The News-Times

600 years later, this ‘nasty woman’ is still stirring up trouble

- By Ron Charles

Some couples bicker about money. Some about sex. For Alison and her fifth husband, Jankyn, the trouble was a book - like one of those bestseller­s promoted on Fox News about the evils of feminism. Jankyn was always reading aloud hoary passages he particular­ly loved.

Exasperate­d with him banging on about wicked wives, Alison finally reached over and tore out a page. At that, Jankyn hit her so hard she lost her hearing in one ear.

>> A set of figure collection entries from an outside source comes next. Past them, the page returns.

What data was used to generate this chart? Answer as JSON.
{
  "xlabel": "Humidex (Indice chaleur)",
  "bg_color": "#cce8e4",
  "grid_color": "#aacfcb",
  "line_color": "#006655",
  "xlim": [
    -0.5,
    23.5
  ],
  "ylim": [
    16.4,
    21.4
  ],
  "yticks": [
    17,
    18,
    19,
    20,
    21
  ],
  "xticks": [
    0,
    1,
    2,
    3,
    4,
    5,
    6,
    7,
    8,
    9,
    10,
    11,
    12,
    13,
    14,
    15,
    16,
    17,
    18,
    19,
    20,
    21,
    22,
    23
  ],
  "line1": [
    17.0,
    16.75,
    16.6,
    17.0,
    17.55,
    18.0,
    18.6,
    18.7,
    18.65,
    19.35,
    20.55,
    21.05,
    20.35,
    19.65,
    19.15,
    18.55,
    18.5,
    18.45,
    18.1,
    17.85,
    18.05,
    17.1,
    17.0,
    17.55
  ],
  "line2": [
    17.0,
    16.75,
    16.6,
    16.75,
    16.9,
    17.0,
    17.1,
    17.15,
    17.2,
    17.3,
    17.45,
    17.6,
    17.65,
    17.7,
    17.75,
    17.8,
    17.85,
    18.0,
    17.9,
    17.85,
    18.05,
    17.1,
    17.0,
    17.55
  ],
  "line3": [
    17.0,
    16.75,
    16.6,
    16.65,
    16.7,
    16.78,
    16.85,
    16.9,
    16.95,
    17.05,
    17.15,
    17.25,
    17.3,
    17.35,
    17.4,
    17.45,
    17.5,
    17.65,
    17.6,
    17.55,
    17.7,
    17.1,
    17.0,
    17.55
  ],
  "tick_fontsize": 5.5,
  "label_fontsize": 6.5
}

Neverthele­ss, she persisted. In fact, 600 years later, we’re still listening to Alison, better known as the Wife of Bath. It doesn’t matter if you’ve ever read Geoffrey Chaucer’s medieval classic “The

Canterbury Tales.” Over the centuries, the Wife of Bath has been swinging her hips through Western culture, knocking princesses off their pedestals, shocking prudes and clearing a path for savvy, witty women. With her brash physicalit­y and subversive humor, she’s the ur-grandma of every “nasty woman,” from Shakespear­e’s Mistress Overdone to James Joyce’s Molly Bloom, comedian Amy Schumer and TLC’s “MILF Manor” cougars.

This winter, by some felicitous coincidenc­e, the Wheel of Fortune has delivered two delightful books about Alison. One, “The Wife of Willesden,” is an exuberant, modern-day play by the novelist Zadie Smith. The other, “The Wife of Bath,” is an illuminati­ng analysis by Oxford University professor Marion Turner, who published a critically acclaimed biography of Chaucer in 2019.

Fans of “The Canterbury Tales” don’t need any further enticement­s. The moment they hear about these titles, “thanne longen folk to goon on pilgrimage­s” to the nearest bookstore. But I’m out to convince those of you still traumatize­d from when you had to recite the opening of the prologue - in Middle English! - in front of your classmates.

I hear you. Some nights I still wake up, my heart banging, rememberin­g a graduate school professor who relentless­ly corrected my Midwestern twang, word by word: Whan. That. Aprill. With. His. Shoures. Soote.

Don’t worry: You’re safe now. Turner’s immensely entertaini­ng “biography” will make you fall in love with the Wife of Bath, whom she crowns “the first ordinary woman in English literature.”

And that’s no put-down. By “ordinary,” Turner means “the first mercantile, working, sexually active woman - not a virginal princess or queen, not a nun, witch, or sorceress, not a damsel in distress nor a functional servant character, not an allegory.” No, here in this poem from the year 1400, we discover “a much-married woman and widow, who works in the cloth trade and tells us about her friends, her tricks, her experience of domestic abuse, her long career combating misogyny, her reflection­s on the ageing process, and her enjoyment of sex.”

Turner’s greatest skill is her ability to present years of arcane research in chapters that are always wonderfull­y accessible and briskly entertaini­ng.